I wasn't gonna jump in here, but I have to at least answer your
question: "Where's the rest?" The rest is in the series. You haven't
seen the series yet. You're comparing it against 7 years of TNG; rather
consider if the ONLY thing you had EVER seen was "Farpoint." We had a
massive burden: to build an entire universe, based around a political
drama, in basically 90+ minutes not counting commercials. That meant that
more time went into exposition and backstory than I'd like.
In my view, we've now done that, we've laid the foundation, and now
we can sit back and tell stories...*character* based stories. That's what
I'm best at, and that's what the writers I've chosen to use on the series
are best at.
The "rest" you ask for is there..in the series. But I'm not asking
you to take my word for it. Check out the show. Maybe you'll like it.
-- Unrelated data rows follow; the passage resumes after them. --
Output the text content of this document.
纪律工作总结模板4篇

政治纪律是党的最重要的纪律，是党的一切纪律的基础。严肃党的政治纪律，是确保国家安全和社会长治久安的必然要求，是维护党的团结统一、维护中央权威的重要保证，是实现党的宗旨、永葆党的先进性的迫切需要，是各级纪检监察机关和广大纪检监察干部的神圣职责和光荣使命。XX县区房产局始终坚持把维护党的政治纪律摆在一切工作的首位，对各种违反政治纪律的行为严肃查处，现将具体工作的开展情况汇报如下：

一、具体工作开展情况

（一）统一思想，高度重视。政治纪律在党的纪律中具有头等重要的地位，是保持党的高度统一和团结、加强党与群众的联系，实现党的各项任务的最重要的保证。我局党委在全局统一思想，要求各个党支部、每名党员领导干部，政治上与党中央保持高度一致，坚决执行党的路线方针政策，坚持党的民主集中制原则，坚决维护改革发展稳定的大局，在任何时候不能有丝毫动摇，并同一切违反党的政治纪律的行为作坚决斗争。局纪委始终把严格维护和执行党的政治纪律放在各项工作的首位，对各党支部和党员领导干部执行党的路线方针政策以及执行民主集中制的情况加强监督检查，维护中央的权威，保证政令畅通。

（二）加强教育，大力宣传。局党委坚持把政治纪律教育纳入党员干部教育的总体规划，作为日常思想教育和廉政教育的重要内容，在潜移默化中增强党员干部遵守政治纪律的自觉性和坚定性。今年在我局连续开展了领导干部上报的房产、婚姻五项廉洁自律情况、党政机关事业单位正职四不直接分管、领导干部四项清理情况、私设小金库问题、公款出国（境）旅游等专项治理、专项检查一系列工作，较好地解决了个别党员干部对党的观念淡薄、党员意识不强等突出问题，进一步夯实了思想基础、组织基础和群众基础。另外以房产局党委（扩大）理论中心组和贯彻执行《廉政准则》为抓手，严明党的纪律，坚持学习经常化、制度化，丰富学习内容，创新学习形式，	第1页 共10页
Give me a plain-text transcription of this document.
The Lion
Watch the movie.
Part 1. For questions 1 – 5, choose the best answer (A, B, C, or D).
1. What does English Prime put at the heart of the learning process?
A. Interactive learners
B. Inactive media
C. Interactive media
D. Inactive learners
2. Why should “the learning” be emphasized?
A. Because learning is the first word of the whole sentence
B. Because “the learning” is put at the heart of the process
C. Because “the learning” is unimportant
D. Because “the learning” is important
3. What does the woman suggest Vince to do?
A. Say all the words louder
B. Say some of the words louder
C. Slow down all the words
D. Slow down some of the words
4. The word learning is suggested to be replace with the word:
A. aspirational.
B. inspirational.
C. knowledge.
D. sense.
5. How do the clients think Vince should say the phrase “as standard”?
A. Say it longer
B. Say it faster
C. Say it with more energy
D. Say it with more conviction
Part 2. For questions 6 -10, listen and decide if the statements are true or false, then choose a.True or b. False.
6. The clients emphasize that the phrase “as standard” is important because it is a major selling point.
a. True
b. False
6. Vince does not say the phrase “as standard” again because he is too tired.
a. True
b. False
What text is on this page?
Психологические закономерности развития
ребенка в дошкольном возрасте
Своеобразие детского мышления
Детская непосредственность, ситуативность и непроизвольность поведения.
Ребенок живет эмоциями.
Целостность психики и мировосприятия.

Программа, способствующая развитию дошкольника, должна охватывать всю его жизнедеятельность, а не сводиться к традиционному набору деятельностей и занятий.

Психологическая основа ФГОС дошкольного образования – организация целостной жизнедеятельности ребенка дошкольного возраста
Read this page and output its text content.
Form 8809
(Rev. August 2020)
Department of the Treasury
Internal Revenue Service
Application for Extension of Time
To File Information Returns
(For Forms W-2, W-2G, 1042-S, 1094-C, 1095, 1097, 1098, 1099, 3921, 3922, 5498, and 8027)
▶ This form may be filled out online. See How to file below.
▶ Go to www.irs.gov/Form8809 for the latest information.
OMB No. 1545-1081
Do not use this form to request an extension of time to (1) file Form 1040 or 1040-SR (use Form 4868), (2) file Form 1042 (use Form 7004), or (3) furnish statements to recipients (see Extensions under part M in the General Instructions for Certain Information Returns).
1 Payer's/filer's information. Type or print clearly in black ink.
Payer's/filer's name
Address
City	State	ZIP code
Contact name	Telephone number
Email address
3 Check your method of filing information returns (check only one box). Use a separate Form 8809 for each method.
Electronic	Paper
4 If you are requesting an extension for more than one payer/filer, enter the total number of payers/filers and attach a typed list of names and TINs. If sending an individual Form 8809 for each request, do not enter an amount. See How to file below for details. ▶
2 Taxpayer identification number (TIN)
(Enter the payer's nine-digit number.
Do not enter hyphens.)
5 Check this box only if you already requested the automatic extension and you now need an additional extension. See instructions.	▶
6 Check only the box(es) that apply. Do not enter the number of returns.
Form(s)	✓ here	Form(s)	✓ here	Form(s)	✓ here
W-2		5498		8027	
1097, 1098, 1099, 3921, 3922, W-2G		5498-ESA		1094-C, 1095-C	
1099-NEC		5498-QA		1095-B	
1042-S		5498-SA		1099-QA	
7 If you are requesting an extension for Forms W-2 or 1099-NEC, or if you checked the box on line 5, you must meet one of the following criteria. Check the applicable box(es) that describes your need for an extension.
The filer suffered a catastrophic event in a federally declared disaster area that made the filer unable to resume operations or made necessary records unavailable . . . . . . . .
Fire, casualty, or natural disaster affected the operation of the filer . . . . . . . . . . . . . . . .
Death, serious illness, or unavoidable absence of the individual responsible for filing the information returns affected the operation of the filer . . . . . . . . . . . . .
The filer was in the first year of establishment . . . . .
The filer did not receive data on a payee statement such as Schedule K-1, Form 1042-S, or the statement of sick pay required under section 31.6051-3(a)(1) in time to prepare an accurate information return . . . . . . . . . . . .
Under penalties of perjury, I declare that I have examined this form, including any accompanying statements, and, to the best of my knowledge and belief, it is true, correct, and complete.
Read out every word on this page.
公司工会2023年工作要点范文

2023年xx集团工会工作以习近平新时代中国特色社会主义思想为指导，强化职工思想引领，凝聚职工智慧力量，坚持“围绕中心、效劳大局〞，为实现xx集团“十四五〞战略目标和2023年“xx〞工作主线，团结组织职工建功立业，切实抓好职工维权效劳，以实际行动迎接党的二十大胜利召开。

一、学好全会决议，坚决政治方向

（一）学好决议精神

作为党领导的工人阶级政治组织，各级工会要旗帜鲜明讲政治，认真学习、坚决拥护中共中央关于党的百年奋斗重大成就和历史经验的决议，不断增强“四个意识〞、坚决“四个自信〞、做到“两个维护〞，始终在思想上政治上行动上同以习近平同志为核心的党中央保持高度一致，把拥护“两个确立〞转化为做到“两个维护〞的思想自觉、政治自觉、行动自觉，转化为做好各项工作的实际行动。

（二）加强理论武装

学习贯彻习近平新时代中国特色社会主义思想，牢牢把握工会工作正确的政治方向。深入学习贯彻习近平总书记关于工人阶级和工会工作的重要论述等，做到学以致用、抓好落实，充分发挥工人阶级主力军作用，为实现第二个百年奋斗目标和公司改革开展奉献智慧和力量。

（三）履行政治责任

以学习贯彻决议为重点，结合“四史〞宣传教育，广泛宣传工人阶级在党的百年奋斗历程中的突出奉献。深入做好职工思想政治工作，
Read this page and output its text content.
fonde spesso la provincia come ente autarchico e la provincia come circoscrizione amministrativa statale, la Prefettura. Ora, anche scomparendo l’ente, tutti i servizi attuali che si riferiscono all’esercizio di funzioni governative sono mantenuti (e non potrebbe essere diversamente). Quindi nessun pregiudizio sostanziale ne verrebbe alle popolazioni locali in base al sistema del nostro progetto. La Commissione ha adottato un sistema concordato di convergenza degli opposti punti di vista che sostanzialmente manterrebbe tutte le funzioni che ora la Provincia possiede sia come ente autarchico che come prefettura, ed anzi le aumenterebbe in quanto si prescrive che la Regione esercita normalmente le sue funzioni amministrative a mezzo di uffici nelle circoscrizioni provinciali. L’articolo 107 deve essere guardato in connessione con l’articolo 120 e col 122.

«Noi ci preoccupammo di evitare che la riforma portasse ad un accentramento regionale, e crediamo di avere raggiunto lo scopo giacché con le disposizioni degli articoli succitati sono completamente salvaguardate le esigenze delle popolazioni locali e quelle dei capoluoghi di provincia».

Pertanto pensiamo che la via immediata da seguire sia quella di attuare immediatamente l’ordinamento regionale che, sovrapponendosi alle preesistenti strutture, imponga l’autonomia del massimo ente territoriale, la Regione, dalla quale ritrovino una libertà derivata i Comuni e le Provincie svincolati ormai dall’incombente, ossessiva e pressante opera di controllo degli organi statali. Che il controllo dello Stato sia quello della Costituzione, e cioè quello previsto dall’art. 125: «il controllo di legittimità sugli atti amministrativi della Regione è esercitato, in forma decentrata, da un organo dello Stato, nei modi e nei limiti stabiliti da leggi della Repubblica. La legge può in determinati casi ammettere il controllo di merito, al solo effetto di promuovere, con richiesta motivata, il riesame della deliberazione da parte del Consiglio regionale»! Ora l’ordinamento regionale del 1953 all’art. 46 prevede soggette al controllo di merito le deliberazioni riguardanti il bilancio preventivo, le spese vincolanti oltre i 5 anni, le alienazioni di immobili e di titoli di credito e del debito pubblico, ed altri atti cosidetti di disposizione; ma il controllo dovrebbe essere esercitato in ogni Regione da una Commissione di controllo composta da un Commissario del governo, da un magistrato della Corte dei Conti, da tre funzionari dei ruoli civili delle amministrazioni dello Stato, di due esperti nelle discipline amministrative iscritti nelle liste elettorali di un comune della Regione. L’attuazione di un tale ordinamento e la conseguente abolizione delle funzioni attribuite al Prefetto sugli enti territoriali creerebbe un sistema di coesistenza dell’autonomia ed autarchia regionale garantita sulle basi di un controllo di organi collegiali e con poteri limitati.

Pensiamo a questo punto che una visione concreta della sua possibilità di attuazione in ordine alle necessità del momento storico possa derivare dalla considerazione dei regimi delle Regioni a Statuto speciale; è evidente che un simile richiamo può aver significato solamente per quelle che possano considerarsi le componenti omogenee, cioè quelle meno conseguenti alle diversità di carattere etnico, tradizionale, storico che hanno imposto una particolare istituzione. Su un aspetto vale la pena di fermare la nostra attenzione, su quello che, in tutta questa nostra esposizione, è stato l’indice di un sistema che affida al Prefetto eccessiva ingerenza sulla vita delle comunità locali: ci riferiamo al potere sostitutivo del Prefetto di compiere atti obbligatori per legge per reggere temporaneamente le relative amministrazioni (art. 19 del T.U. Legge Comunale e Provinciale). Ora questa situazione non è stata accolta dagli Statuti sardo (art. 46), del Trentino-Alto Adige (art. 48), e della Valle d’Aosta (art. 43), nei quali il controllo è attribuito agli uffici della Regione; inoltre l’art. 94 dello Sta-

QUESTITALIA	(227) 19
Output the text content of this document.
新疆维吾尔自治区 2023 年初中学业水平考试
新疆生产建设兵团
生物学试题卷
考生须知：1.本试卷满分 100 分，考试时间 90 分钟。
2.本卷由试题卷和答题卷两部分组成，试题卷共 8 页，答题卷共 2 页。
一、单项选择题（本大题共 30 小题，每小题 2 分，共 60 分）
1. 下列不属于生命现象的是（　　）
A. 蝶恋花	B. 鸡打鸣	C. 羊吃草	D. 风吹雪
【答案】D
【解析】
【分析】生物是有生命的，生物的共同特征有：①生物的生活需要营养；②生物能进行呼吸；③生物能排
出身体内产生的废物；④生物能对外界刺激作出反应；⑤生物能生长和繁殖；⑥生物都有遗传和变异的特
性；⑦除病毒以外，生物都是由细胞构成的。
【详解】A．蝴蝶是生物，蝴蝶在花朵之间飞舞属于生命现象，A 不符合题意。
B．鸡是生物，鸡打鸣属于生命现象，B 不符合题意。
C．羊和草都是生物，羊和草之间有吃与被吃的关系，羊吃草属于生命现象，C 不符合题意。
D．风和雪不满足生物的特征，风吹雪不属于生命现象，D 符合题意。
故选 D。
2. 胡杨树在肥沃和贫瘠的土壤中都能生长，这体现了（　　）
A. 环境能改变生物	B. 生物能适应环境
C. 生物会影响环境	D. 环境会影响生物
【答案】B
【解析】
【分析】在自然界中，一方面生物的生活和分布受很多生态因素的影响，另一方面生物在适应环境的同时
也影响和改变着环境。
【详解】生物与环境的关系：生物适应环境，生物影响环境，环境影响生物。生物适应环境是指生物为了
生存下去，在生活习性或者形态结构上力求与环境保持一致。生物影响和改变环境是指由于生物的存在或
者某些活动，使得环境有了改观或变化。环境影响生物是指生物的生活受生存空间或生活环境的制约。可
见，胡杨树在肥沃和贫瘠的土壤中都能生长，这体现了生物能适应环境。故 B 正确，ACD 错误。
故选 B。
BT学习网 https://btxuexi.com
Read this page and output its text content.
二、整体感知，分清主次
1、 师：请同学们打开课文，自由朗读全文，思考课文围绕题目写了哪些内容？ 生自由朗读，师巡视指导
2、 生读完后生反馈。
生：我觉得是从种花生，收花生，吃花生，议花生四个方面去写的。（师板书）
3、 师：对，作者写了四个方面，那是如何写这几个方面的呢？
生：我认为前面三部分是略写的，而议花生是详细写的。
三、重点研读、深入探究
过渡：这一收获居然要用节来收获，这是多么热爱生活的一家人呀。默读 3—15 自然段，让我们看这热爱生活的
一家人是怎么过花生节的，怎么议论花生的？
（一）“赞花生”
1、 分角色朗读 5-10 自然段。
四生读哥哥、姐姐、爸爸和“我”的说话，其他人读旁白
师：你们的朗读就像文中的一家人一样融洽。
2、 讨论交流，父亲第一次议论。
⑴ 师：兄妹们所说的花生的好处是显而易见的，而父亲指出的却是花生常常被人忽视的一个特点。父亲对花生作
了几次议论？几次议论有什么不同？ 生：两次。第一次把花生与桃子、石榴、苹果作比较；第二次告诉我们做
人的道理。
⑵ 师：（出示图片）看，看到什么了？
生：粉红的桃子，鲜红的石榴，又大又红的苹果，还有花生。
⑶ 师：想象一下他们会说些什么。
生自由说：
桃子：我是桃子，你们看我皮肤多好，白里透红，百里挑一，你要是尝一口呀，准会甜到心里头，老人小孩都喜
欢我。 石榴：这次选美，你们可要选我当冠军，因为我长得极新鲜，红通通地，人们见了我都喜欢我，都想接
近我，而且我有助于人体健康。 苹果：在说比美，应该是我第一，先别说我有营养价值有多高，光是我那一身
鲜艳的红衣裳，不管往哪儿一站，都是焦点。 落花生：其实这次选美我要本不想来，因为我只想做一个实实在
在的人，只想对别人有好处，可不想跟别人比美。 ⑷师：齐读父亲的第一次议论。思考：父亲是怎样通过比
And maybe you won't. That's showbiz. You don' like it, you don' gotta
watch. But I think you'll be pleasantly surprised.
The miracle of the B5 pilot is that it got done at *all*, given the
odds against us, given a team working together for the first time, without
the benefit of an established universe, and actors who had never worked
together before who had zero chance for rehearsal. I'm not apologizing
for the pilot; it had flaws, but I'm very proud of a lot that's in there.
Do the math. You have a little over 90 minutes. You have to
introduce 9 major characters in the course of that story. That gives you
ten minutes of attention for any one character. Now you've also got to
tell the backstory. You've got to establish who the various players are.
You've got to put the present-tense story into motion, with beginning,
middle and end. And now you're left with maybe 3-4 minutes of "quality
time" with any one character. If we only had 2 or 3 characters, then
it's a very different story...but that isn't the universe we have to work
in.
Now that the series is going ahead, we can spend an entire *episode*
dealing primarily with one character. And do the same for others. We
have the time. And that's what's important.
One last observation: you repeat the notion that it's all a "reaction"
to TNG. The treatment and screenply were complete and making the rounds
in Hollywood in Spring 1987. The basic material was written in 1986, at
a point in some cases when TNG hadn't even *aired* yet. So it could
hardly have been written as a reaction to something that hadn't been seen
yet, could it?
jms
Re: Wanted: less cheese, more
You repeat several times your insistence that I study TNG to see
what they did right, use them as a roadmap.
Sorry. I have no desire to study TNG. I'm telling a different sort
of story, in a different universe. What TNG does right or wrong is more
or less irrelevant to that universe. That's like saying that (just to
pick two names at random) Orson Scott Card should study Poul Anderson as
a roadmap in his own novels. This is utter nonsense.
A while ago, I got an email from someone who didn't like the pilot
(and it may have been on internet, btw) mainly because of the communication
devices. He said, and I'm paraphrasing from memory, that every time
someone used the wrist-links, it broke the illusion for him, since we all
KNOW that by then the REALITY is that we'll be using the chest
communicators that TNG uses, and I should be sure to include that in
future episodes as a capitulation to that reality.
Sorry...TNG is a roadmap for TNG. Not B5.